Carla Cinelli però non ci sta. Ecco perché vorrà un chiarimento in sede giudiziale, dice. «Invidia? Per niente», sorride. «Da anni Galimberti lavora sulle fotografie iconiche destrutturandole, ma riporta sempre il nome dell’autore della foto originale. In quest’occasione non l’ha fatto. Lo decide in base ai suoi interessi. Ma la menzione è dovuta per legge. La modalità in cui viene fatta la menzione è un’altra questione: dipende da chi allestisce». Si riferisce, quindi, a Fondazione Brescia Musei, che ha organizzato in collaborazione con il Ma.Co.f diretto da Corsini la Mostra in Santa Giulia. «Non hanno dato la dovuta visibilità agli autori originari, ma soprattutto non hanno fornito le giuste informazioni al pubblico, che ha il diritto di conoscere la storia e la verità di quel momento». Non si parla quindi di diritto d’autore, secondo Cinelli. «La menzione non ha mai scadenza, quando si parla di autorialità. Parlo da cittadina e dal punto di vista della correttezza della comunicazione. Le foto di mio padre sono già famosissime e non hanno bisogno d’altro, ma voglio che ci sia correttezza nei confronti del pubblico».

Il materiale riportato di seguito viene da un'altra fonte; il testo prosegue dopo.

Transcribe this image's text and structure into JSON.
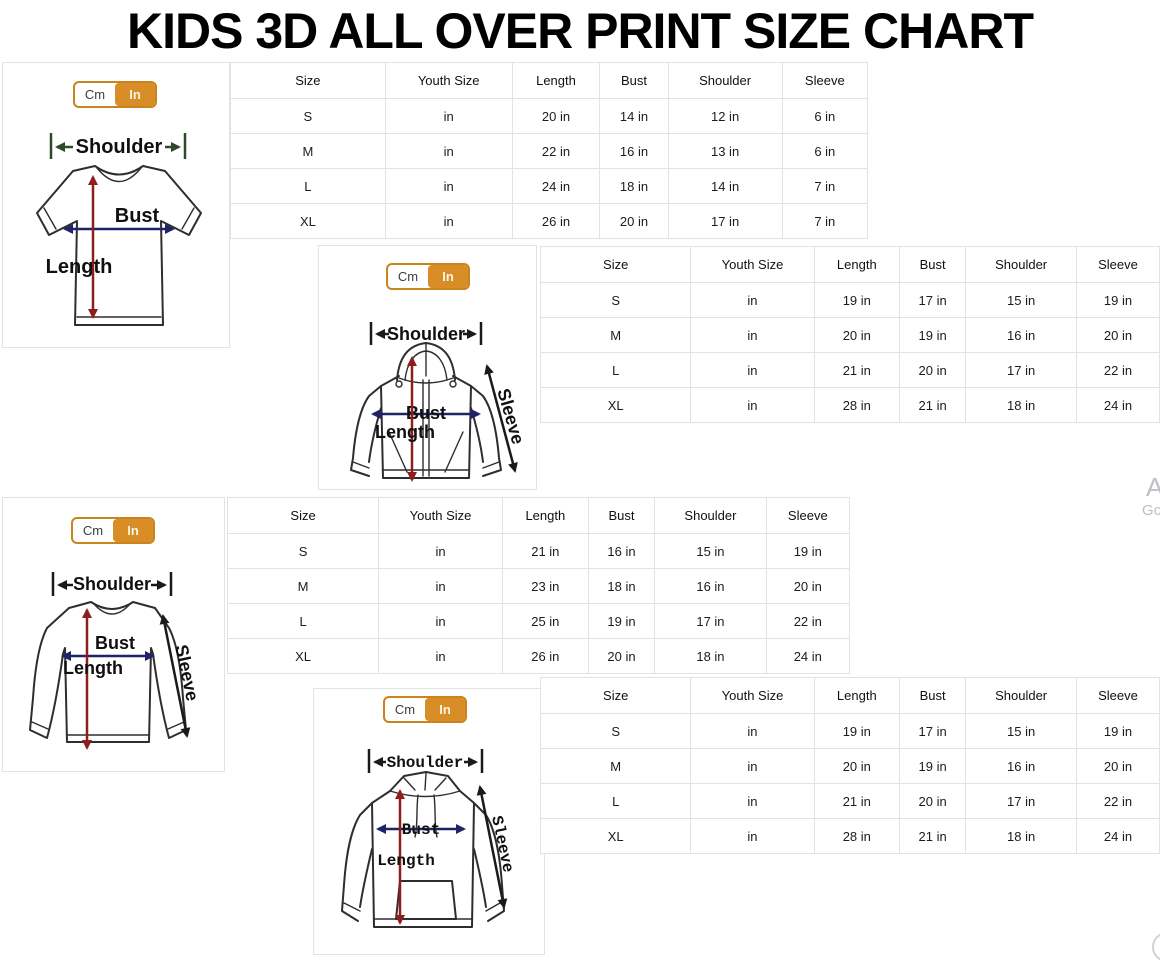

Ma allora le foto usate in passato da Casa della Memoria senza attribuzione? «Io gestisco l’Archivio Storico Silvano Cinelli e decido io a chi dare le immagini e gli utilizzi. Casa della Memoria è un’altra questione. Si è appropriata di tutto il materiale, ma non è suo. L’abbiamo sempre lasciata passare perché il lavoro di Manlio Milani è prezioso. Ma il ragionamento di Galimberti è sbagliato: un’opera rubata può essere rubata nuovamente? In ogni caso, ho fatto scrivere a tutti dall’avvocato. Il Comune di Brescia non ha fatto nulla. Fondazione Brescia Musei ha risposto modificando la dicitura sul sito, ma non è soddisfacente».

La posizione del Comune

Il Comune, da questo punto di vista, sottolinea che ha affidato a Brescia Musei l’organizzazione. «Ci era arrivata una lettera, abbiamo sentito Brescia Musei e la Fondazione si è attivata per risolvere la questione: se c’era un errore, era giusto rimediare», fanno sapere dalla Loggia. Ed effettivamente Fondazione Brescia Musei ribadisce di essersi mossa. «Agiamo sempre nei modi più corretti», dice Stefano Karadjov, direttore. «Possono esserci talvolta dei deficit informativi, ma vengono sanati: abbiamo già provveduto ad assegnare la paternità delle foto al signor Cinelli sia nei materiali editoriali, sia in mostra con una importante scritta all’ingresso. Le singole foto non hanno didascalia: la mostra è un’installazione con i foto-collage di Galimberti e per scelta nessuna opera ha indicazioni scritte, poiché a parlare non è il lavoro singolo, ma l’intera installazione site specific». Aggiunge: «Noi siamo i veri custodi del diritto d’autore, della paternità e del riconoscimento agli artisti del passato e del presente. È folle pensare che un museo abbia interesse a discriminare: è contrario al nostro obiettivo. E poi abbiamo totale rispetto del tema: si parla di otto martiri, non dimentichiamolo mai».